A good non-answer if she’d ever heard one. But she also realized that it really wasn’t her place to be asking him those sorts of questions. She barely knew him. He’d saved her, but she still didn’t really know why. Maybe he was bored with planting cactus and manzanita and thought a human project might be an interesting change of pace.
Deciding it was better to move on to something a little less personal, she said, “Then the only surviving humans are Chosen?”
Except me, that is….
“There is a small community in Los Alamos of survivors who are not Chosen,” he replied.
“Really? Why haven’t they been hunted down?”
“One of the scientists there created a device that repels djinn and robs them of their powers. This is what protects the Immune who live there.”

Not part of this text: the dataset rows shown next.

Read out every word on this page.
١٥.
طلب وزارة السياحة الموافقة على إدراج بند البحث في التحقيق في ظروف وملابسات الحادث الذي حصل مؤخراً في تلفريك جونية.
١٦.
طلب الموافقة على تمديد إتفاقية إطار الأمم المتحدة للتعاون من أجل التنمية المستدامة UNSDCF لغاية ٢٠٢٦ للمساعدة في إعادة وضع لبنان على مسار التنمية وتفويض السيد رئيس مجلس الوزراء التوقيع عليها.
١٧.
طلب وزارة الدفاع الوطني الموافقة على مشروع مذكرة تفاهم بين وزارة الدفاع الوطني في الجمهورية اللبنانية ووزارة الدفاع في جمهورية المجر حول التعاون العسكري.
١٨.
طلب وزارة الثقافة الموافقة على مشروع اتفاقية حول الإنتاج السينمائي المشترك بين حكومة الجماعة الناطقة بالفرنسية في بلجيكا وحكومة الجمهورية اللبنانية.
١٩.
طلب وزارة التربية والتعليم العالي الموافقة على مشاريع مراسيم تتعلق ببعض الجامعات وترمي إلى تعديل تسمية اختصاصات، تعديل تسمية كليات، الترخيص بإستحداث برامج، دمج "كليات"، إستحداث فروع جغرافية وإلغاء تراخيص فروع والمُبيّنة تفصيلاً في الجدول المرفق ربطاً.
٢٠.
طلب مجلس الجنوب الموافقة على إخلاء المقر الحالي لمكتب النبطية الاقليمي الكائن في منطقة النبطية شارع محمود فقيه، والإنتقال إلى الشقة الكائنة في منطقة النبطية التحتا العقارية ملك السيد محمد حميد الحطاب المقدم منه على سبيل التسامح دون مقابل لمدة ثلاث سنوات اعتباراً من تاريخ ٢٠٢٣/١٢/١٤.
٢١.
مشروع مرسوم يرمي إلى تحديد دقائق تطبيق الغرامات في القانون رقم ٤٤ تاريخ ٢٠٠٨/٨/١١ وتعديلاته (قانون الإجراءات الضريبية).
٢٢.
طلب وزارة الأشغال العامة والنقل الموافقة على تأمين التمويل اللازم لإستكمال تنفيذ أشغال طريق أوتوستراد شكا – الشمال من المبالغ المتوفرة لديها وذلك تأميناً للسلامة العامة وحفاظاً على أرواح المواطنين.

Qadim delivered this astonishing news as if it was of no real import, but again Madison experienced the sharp shock of unlooked-for hope. A community of real people, not djinn. True, Los Alamos was almost a hundred miles from Albuquerque, and she had absolutely no idea how she would get there if there were still djinn roaming the world, looking for the last survivors. But to be around people again….
She realized Qadim was watching her closely. To cover up her distraction and make it seem as if Los Alamos wasn’t that big a deal, she picked up a strawberry and bit off the end. The fruit was sweet and lush, and she wondered where in the world the djinn had found it. “How does that even work?”
“I have no idea. I’ve only suffered the effects of the device once, and that was enough for me.” Mouth grim, he picked up his fork and stabbed a piece of egg with it.